The NLRB held that the severance agreement here was unlawful because it had a reasonable tendency to interfere with or restrain rights protected by the National Labor Relations Act (the “Act”) both of the separating employee and those who remain employed.  Specifically, the NLRB stated that the non-disparagement provision would encompass employee statements relating to any labor issue, dispute, or term or condition of employment without limitation.  Likewise, the NLRB held that the confidentiality provision was similarly unlawful because it broadly prohibited the employee from disclosing the terms of the agreement to any third person, thus precluding the employee from filing an unfair labor practice, sharing information with the NLRB in an investigation, or with the union or former coworkers who may be offered such an agreement in the future.

The NLRB noted that the employer’s act of simply offering such an agreement to employees was itself unlawful regardless of whether the employee accepted the severance agreement.  Under the NLRB’s prior precedent, coercive language could not have a reasonable tendency to coerce employees unless it was also offered in unlawful coercive circumstances independent of the language of the agreement.  In overruling such precedent, the NLRB noted that the employer’s motive or the existence of other coercive circumstances is irrelevant in determining whether the language offered to employees is unlawful because it conditioned the receipt of severance benefits on acceptance of those unlawful provisions.
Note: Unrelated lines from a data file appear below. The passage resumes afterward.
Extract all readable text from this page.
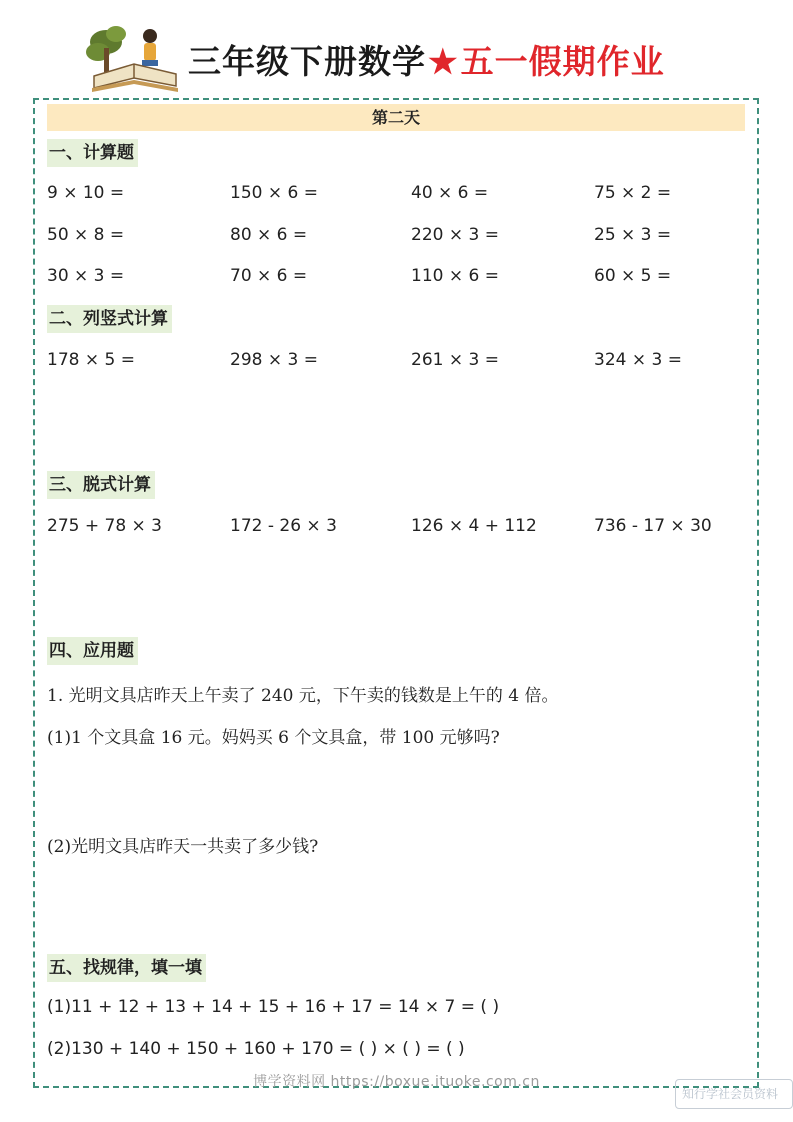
三年级下册数学★五一假期作业
第二天
一、计算题
9 × 10 =	150 × 6 =	40 × 6 =	75 × 2 =
50 × 8 =	80 × 6 =	220 × 3 =	25 × 3 =
30 × 3 =	70 × 6 =	110 × 6 =	60 × 5 =
二、列竖式计算
178 × 5 =	298 × 3 =	261 × 3 =	324 × 3 =
三、脱式计算
275 + 78 × 3	172 - 26 × 3	126 × 4 + 112	736 - 17 × 30
四、应用题
1. 光明文具店昨天上午卖了 240 元，下午卖的钱数是上午的 4 倍。
(1)1 个文具盒 16 元。妈妈买 6 个文具盒，带 100 元够吗?
(2)光明文具店昨天一共卖了多少钱?
五、找规律，填一填
(1)11 + 12 + 13 + 14 + 15 + 16 + 17 = 14 × 7 = ( )
(2)130 + 140 + 150 + 160 + 170 = ( ) × ( ) = ( )
博学资料网 https://boxue.ituoke.com.cn
知行学社会员资料
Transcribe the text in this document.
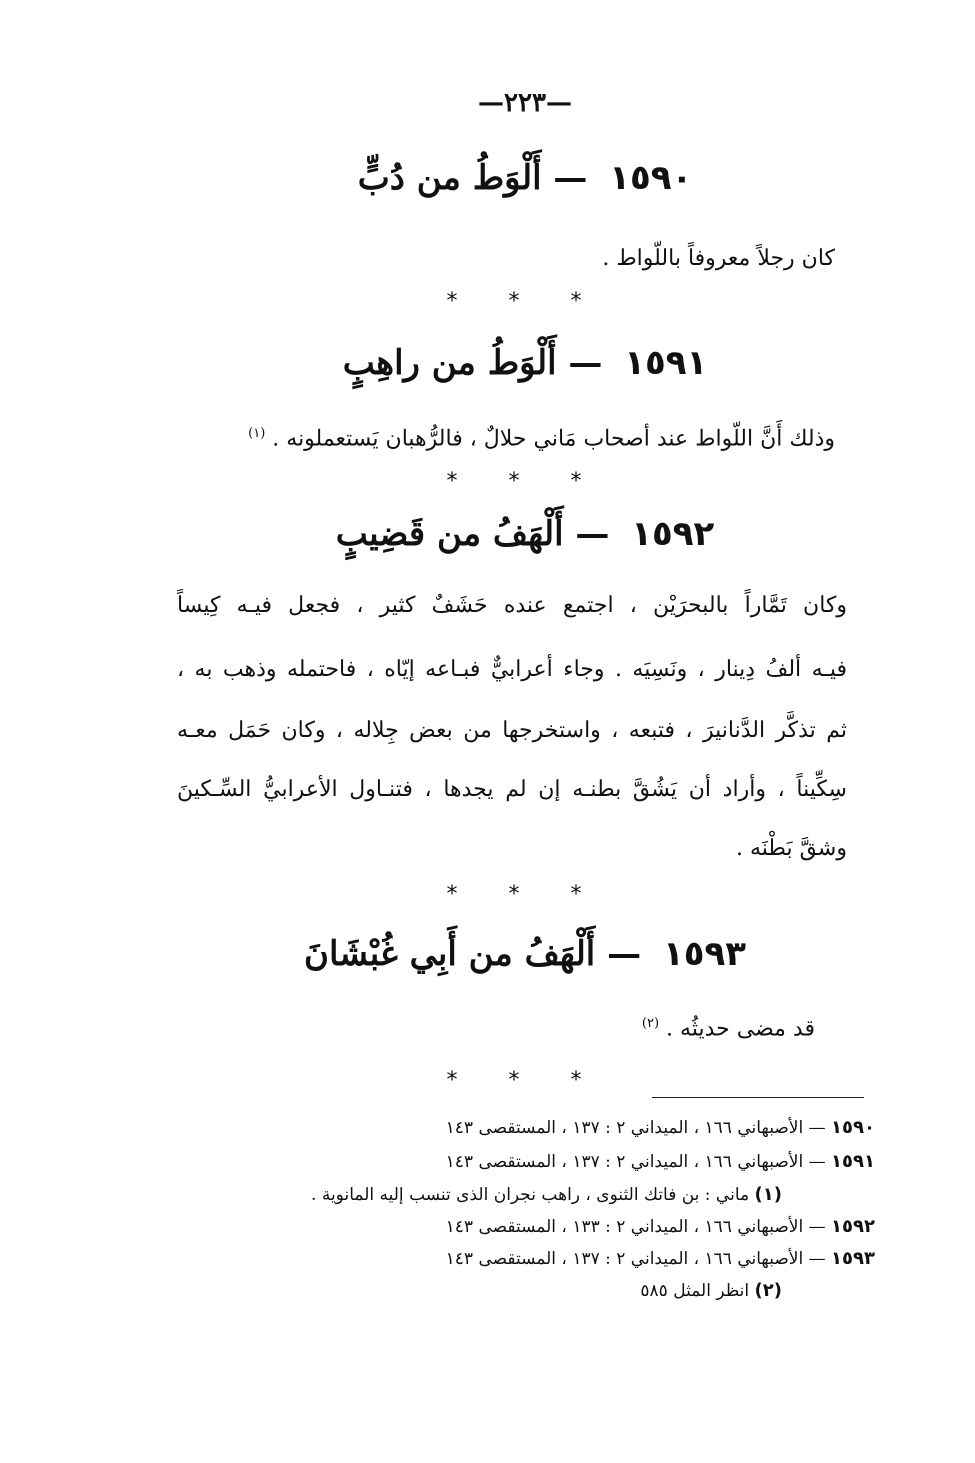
—٢٢٣—
١٥٩٠ — أَلْوَطُ من دُبٍّ
كان رجلاً معروفاً باللّواط .
* * *
١٥٩١ — أَلْوَطُ من راهِبٍ
وذلك أَنَّ اللّواط عند أصحاب مَاني حلالٌ ، فالرُّهبان يَستعملونه . $^{(١)}$
* * *
١٥٩٢ — أَلْهَفُ من قَضِيبٍ
وكان تَمَّاراً بالبحرَيْن ، اجتمع عنده حَشَفٌ كثير ، فجعل فيـه كِيساً
فيـه ألفُ دِينار ، ونَسِيَه . وجاء أعرابيٌّ فبـاعه إيّاه ، فاحتمله وذهب به ،
ثم تذكَّر الدَّنانيرَ ، فتبعه ، واستخرجها من بعض جِلاله ، وكان حَمَل معـه
سِكِّيناً ، وأراد أن يَشُقَّ بطنـه إن لم يجدها ، فتنـاول الأعرابيُّ السِّـكينَ
وشقَّ بَطْنَه .
* * *
١٥٩٣ — أَلْهَفُ من أَبِي غُبْشَانَ
قد مضى حديثُه . $^{(٢)}$
* * *
١٥٩٠ — الأصبهاني ١٦٦ ، الميداني ٢ : ١٣٧ ، المستقصى ١٤٣
١٥٩١ — الأصبهاني ١٦٦ ، الميداني ٢ : ١٣٧ ، المستقصى ١٤٣
(١) ماني : بن فاتك الثنوى ، راهب نجران الذى تنسب إليه المانوية .
١٥٩٢ — الأصبهاني ١٦٦ ، الميداني ٢ : ١٣٣ ، المستقصى ١٤٣
١٥٩٣ — الأصبهاني ١٦٦ ، الميداني ٢ : ١٣٧ ، المستقصى ١٤٣
(٢) انظر المثل ٥٨٥
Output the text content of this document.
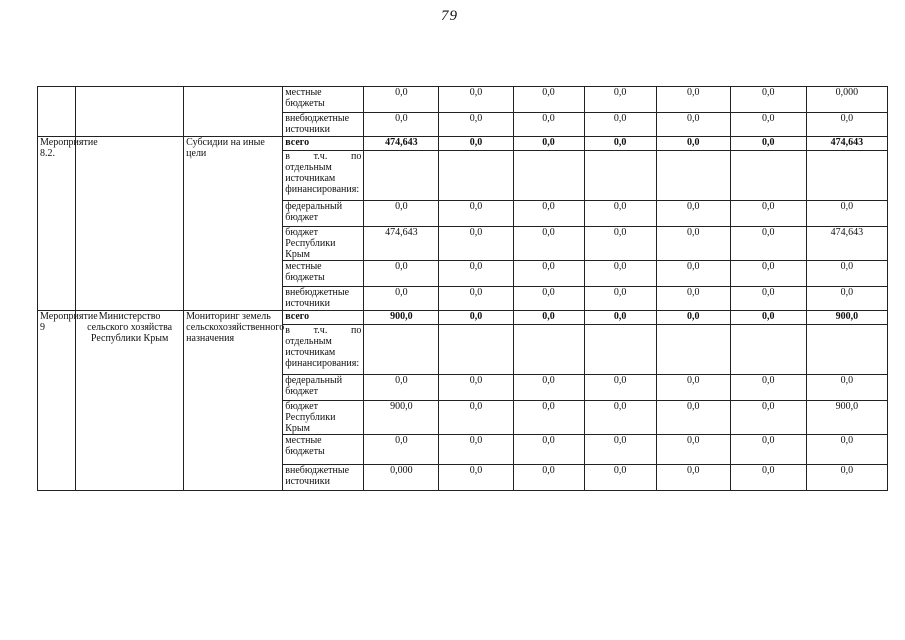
79
			местные бюджеты	0,0	0,0	0,0	0,0	0,0	0,0	0,000
			внебюджетные источники	0,0	0,0	0,0	0,0	0,0	0,0	0,0
Мероприятие 8.2.		Субсидии на иные цели	всего	474,643	0,0	0,0	0,0	0,0	0,0	474,643
			в т.ч. по отдельным источникам финансирования:							
			федеральный бюджет	0,0	0,0	0,0	0,0	0,0	0,0	0,0
			бюджет Республики Крым	474,643	0,0	0,0	0,0	0,0	0,0	474,643
			местные бюджеты	0,0	0,0	0,0	0,0	0,0	0,0	0,0
			внебюджетные источники	0,0	0,0	0,0	0,0	0,0	0,0	0,0
Мероприятие 9	Министерство сельского хозяйства Республики Крым	Мониторинг земель сельскохозяйственного назначения	всего	900,0	0,0	0,0	0,0	0,0	0,0	900,0
			в т.ч. по отдельным источникам финансирования:							
			федеральный бюджет	0,0	0,0	0,0	0,0	0,0	0,0	0,0
			бюджет Республики Крым	900,0	0,0	0,0	0,0	0,0	0,0	900,0
			местные бюджеты	0,0	0,0	0,0	0,0	0,0	0,0	0,0
			внебюджетные источники	0,000	0,0	0,0	0,0	0,0	0,0	0,0
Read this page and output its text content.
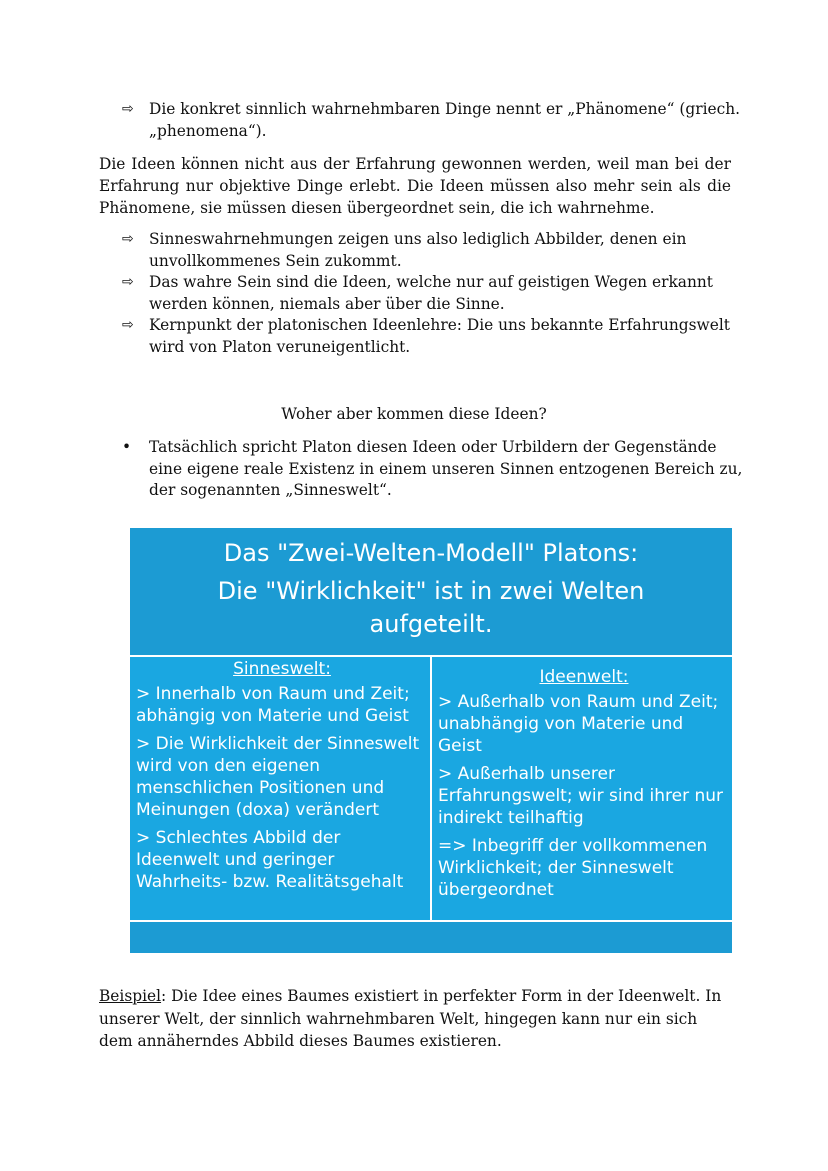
⇨ Die konkret sinnlich wahrnehmbaren Dinge nennt er „Phänomene“ (griech. „phenomena“).

Die Ideen können nicht aus der Erfahrung gewonnen werden, weil man bei der Erfahrung nur objektive Dinge erlebt. Die Ideen müssen also mehr sein als die Phänomene, sie müssen diesen übergeordnet sein, die ich wahrnehme.

⇨ Sinneswahrnehmungen zeigen uns also lediglich Abbilder, denen ein unvollkommenes Sein zukommt.

⇨ Das wahre Sein sind die Ideen, welche nur auf geistigen Wegen erkannt werden können, niemals aber über die Sinne.

⇨ Kernpunkt der platonischen Ideenlehre: Die uns bekannte Erfahrungswelt wird von Platon veruneigentlicht.

Woher aber kommen diese Ideen?
• Tatsächlich spricht Platon diesen Ideen oder Urbildern der Gegenstände eine eigene reale Existenz in einem unseren Sinnen entzogenen Bereich zu, der sogenannten „Sinneswelt“.
Das "Zwei-Welten-Modell" Platons:
Die "Wirklichkeit" ist in zwei Welten aufgeteilt.
Sinneswelt:
> Innerhalb von Raum und Zeit; abhängig von Materie und Geist
> Die Wirklichkeit der Sinneswelt wird von den eigenen menschlichen Positionen und Meinungen (doxa) verändert
> Schlechtes Abbild der Ideenwelt und geringer Wahrheits- bzw. Realitätsgehalt
Ideenwelt:
> Außerhalb von Raum und Zeit; unabhängig von Materie und Geist
> Außerhalb unserer Erfahrungswelt; wir sind ihrer nur indirekt teilhaftig
=> Inbegriff der vollkommenen Wirklichkeit; der Sinneswelt übergeordnet

Beispiel: Die Idee eines Baumes existiert in perfekter Form in der Ideenwelt. In unserer Welt, der sinnlich wahrnehmbaren Welt, hingegen kann nur ein sich dem annäherndes Abbild dieses Baumes existieren.
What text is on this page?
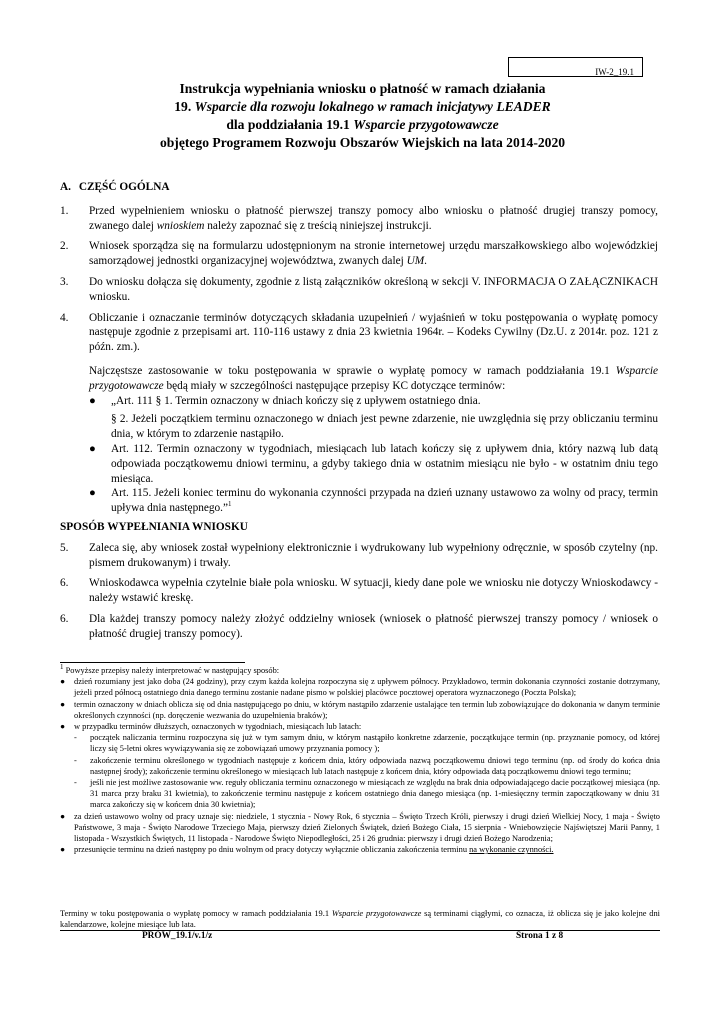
IW-2_19.1
Instrukcja wypełniania wniosku o płatność w ramach działania
19. Wsparcie dla rozwoju lokalnego w ramach inicjatywy LEADER
dla poddziałania 19.1 Wsparcie przygotowawcze
objętego Programem Rozwoju Obszarów Wiejskich na lata 2014-2020
A. CZĘŚĆ OGÓLNA
1.	Przed wypełnieniem wniosku o płatność pierwszej transzy pomocy albo wniosku o płatność drugiej transzy pomocy, zwanego dalej wnioskiem należy zapoznać się z treścią niniejszej instrukcji.
2.	Wniosek sporządza się na formularzu udostępnionym na stronie internetowej urzędu marszałkowskiego albo wojewódzkiej samorządowej jednostki organizacyjnej województwa, zwanych dalej UM.
3.	Do wniosku dołącza się dokumenty, zgodnie z listą załączników określoną w sekcji V. INFORMACJA O ZAŁĄCZNIKACH wniosku.
4.	Obliczanie i oznaczanie terminów dotyczących składania uzupełnień / wyjaśnień w toku postępowania o wypłatę pomocy następuje zgodnie z przepisami art. 110-116 ustawy z dnia 23 kwietnia 1964r. – Kodeks Cywilny (Dz.U. z 2014r. poz. 121 z późn. zm.).
Najczęstsze zastosowanie w toku postępowania w sprawie o wypłatę pomocy w ramach poddziałania 19.1 Wsparcie przygotowawcze będą miały w szczególności następujące przepisy KC dotyczące terminów:
●	„Art. 111 § 1. Termin oznaczony w dniach kończy się z upływem ostatniego dnia.
§ 2. Jeżeli początkiem terminu oznaczonego w dniach jest pewne zdarzenie, nie uwzględnia się przy obliczaniu terminu dnia, w którym to zdarzenie nastąpiło.
●	Art. 112. Termin oznaczony w tygodniach, miesiącach lub latach kończy się z upływem dnia, który nazwą lub datą odpowiada początkowemu dniowi terminu, a gdyby takiego dnia w ostatnim miesiącu nie było - w ostatnim dniu tego miesiąca.
●	Art. 115. Jeżeli koniec terminu do wykonania czynności przypada na dzień uznany ustawowo za wolny od pracy, termin upływa dnia następnego.”$^1$
SPOSÓB WYPEŁNIANIA WNIOSKU
5.	Zaleca się, aby wniosek został wypełniony elektronicznie i wydrukowany lub wypełniony odręcznie, w sposób czytelny (np. pismem drukowanym) i trwały.
6.	Wnioskodawca wypełnia czytelnie białe pola wniosku. W sytuacji, kiedy dane pole we wniosku nie dotyczy Wnioskodawcy - należy wstawić kreskę.
6.	Dla każdej transzy pomocy należy złożyć oddzielny wniosek (wniosek o płatność pierwszej transzy pomocy / wniosek o płatność drugiej transzy pomocy).
$^1$ Powyższe przepisy należy interpretować w następujący sposób:
●	dzień rozumiany jest jako doba (24 godziny), przy czym każda kolejna rozpoczyna się z upływem północy. Przykładowo, termin dokonania czynności zostanie dotrzymany, jeżeli przed północą ostatniego dnia danego terminu zostanie nadane pismo w polskiej placówce pocztowej operatora wyznaczonego (Poczta Polska);
●	termin oznaczony w dniach oblicza się od dnia następującego po dniu, w którym nastąpiło zdarzenie ustalające ten termin lub zobowiązujące do dokonania w danym terminie określonych czynności (np. doręczenie wezwania do uzupełnienia braków);
●	w przypadku terminów dłuższych, oznaczonych w tygodniach, miesiącach lub latach:
-	początek naliczania terminu rozpoczyna się już w tym samym dniu, w którym nastąpiło konkretne zdarzenie, początkujące termin (np. przyznanie pomocy, od której liczy się 5-letni okres wywiązywania się ze zobowiązań umowy przyznania pomocy );
-	zakończenie terminu określonego w tygodniach następuje z końcem dnia, który odpowiada nazwą początkowemu dniowi tego terminu (np. od środy do końca dnia następnej środy); zakończenie terminu określonego w miesiącach lub latach następuje z końcem dnia, który odpowiada datą początkowemu dniowi tego terminu;
-	jeśli nie jest możliwe zastosowanie ww. reguły obliczania terminu oznaczonego w miesiącach ze względu na brak dnia odpowiadającego dacie początkowej miesiąca (np. 31 marca przy braku 31 kwietnia), to zakończenie terminu następuje z końcem ostatniego dnia danego miesiąca (np. 1-miesięczny termin zapoczątkowany w dniu 31 marca zakończy się w końcem dnia 30 kwietnia);
●	za dzień ustawowo wolny od pracy uznaje się: niedziele, 1 stycznia - Nowy Rok, 6 stycznia – Święto Trzech Króli, pierwszy i drugi dzień Wielkiej Nocy, 1 maja - Święto Państwowe, 3 maja - Święto Narodowe Trzeciego Maja, pierwszy dzień Zielonych Świątek, dzień Bożego Ciała, 15 sierpnia - Wniebowzięcie Najświętszej Marii Panny, 1 listopada - Wszystkich Świętych, 11 listopada - Narodowe Święto Niepodległości, 25 i 26 grudnia: pierwszy i drugi dzień Bożego Narodzenia;
●	przesunięcie terminu na dzień następny po dniu wolnym od pracy dotyczy wyłącznie obliczania zakończenia terminu na wykonanie czynności.
Terminy w toku postępowania o wypłatę pomocy w ramach poddziałania 19.1 Wsparcie przygotowawcze są terminami ciągłymi, co oznacza, iż oblicza się je jako kolejne dni kalendarzowe, kolejne miesiące lub lata.
PROW_19.1/v.1/z	Strona 1 z 8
While this decision will generally only impact private sector employers offering severance agreements to rank and file employees in the context of separations of employment (i.e., not managers, executives, or supervisors), those impacts can be significant when such an employer is dealing with complex matters, such as reductions in force, where the confidentiality of such matters may have wider business implications.  

Private-sector employers should consult with their legal counsel to discuss the implications of this decision and any modifications that may be required to severance agreements being offered to employees during a separation of employment.